When Richard Killmer commissioned me to compose a piece for massed oboes, oboes dʼamore, English horns, bassoons, and contrabassoons in celebration of the 100th anniversary of the Eastman School of Music, he recommended that I listen to Bachʼs BWV 69 cantata, “Lobe den Herrn, meine Seele” (“Praise the Lord, my soul”) for inspiration. The opening movement of that cantata is indeed a thrillingly exuberant exhortation of the faithful, but I found myself drawn even more to its closing chorale, a setting of the Lutheran hymn “Es woll uns Gott genädig sein” (“May God be gracious to us”). Luther paraphrased Psalm 67 for his text; its opening verses implore that “God be merciful to us, and bless us; and cause his face to shine upon us…That thy way be known upon the earth, thy saving health among all nations.” I am not a religious person, but I felt that this plea for “saving health” was particularly, touchingly apt these days.
The chorale melody was likely composed by Matthias Greiter in 1524, about two hundred years before Bach composed the first version of his cantata. It is in the pre-tonal Phrygian mode, and Bach had to contort his tonal system of major and minor keys to accommodate it. This, along with Bachʼs unusual choice to add a filigree of trumpets and drums to his chorale harmonization inspired me to compose eleven of my own settings that reference musical styles and languages both pre- and post-Bach. My settings are just that—not variations in the traditional sense, because the tune is always relatively clear and rarely varied but for a few added notes here and there. What changes in these eleven settings is the environment in which the tune appears, along with its tempo, the durations of its pitches.

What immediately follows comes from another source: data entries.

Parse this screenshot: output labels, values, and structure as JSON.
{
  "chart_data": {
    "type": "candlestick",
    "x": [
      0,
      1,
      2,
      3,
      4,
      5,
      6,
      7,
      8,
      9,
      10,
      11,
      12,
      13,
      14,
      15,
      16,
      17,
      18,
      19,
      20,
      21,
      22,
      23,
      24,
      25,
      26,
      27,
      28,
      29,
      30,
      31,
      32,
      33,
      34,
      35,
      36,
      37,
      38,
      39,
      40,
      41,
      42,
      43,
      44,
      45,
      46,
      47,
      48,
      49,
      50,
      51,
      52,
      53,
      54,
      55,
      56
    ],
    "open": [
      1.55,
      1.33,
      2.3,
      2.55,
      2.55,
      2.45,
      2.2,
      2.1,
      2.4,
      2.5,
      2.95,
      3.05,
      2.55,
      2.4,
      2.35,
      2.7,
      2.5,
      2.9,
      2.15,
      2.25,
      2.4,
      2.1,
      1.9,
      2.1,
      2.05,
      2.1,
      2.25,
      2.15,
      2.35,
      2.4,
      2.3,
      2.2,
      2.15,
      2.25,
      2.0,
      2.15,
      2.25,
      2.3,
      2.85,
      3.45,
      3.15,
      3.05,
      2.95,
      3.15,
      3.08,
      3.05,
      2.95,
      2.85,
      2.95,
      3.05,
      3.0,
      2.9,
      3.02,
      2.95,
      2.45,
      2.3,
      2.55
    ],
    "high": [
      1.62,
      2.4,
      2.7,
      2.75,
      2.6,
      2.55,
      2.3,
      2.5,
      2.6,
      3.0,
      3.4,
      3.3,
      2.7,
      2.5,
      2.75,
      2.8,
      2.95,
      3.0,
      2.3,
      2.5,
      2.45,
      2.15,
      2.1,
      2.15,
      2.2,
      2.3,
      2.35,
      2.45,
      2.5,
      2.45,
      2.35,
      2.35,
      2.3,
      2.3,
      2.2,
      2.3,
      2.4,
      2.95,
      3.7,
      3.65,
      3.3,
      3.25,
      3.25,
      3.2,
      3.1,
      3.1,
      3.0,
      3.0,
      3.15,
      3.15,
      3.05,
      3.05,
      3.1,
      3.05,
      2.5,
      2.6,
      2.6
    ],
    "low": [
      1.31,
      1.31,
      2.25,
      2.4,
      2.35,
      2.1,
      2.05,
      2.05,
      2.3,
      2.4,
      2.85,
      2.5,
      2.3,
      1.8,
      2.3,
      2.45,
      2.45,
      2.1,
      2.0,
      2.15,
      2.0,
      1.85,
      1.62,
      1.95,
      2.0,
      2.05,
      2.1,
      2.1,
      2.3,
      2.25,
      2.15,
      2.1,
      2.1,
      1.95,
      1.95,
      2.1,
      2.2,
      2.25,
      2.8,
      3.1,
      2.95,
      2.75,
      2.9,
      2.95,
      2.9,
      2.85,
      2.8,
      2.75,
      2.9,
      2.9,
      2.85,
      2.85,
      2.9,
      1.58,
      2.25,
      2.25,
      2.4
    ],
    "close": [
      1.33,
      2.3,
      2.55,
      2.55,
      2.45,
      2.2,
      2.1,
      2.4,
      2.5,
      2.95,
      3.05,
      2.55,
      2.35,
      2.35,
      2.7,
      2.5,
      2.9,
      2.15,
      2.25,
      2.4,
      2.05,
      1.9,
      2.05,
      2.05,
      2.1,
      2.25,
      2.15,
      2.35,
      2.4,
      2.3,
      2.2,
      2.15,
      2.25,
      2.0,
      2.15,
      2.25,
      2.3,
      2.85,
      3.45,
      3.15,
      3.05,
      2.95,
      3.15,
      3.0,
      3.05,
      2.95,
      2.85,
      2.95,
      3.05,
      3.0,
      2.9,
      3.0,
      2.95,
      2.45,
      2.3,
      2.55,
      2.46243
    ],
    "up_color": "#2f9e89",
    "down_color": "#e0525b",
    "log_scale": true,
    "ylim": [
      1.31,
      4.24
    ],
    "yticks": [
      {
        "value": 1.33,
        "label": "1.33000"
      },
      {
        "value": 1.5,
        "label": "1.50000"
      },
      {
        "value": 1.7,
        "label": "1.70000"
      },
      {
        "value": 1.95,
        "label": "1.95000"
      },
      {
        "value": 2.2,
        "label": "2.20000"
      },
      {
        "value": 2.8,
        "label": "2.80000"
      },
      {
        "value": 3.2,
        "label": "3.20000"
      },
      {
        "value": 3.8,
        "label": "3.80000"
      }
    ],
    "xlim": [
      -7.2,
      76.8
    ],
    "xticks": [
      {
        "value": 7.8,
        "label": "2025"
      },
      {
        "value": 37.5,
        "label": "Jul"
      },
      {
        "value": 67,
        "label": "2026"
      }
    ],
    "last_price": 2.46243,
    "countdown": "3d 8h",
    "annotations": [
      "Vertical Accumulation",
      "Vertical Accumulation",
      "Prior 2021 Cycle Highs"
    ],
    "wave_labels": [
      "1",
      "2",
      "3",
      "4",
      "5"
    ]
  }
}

I was also interested in creating a truly democratic treatment of the ensemble. Throughout, there are solo opportunities for each of the instrument types: a duet for bassoons, a quartet of oboes dʼamore and English horns, another duet for oboes, and a duet for contrabassoons. Separating these smaller ensembles are settings for tutti and near-tutti groupings exploring various textures and moods. The final setting is a chordal, ceremonial hymn.
Before writing a single note of this piece, the French expression “tout le monde” came strongly to mind as its possible title. It means “everyone,” so “tout le monde à la fois” translates as “everyone at once.” This obviously refers to the fact that all the double reeds of the Eastman School would participate in its performance, but I also intend a word-for-word translation of “tout le monde” as “all the world”: an echo of Psalm 67, advocating health “among all nations.”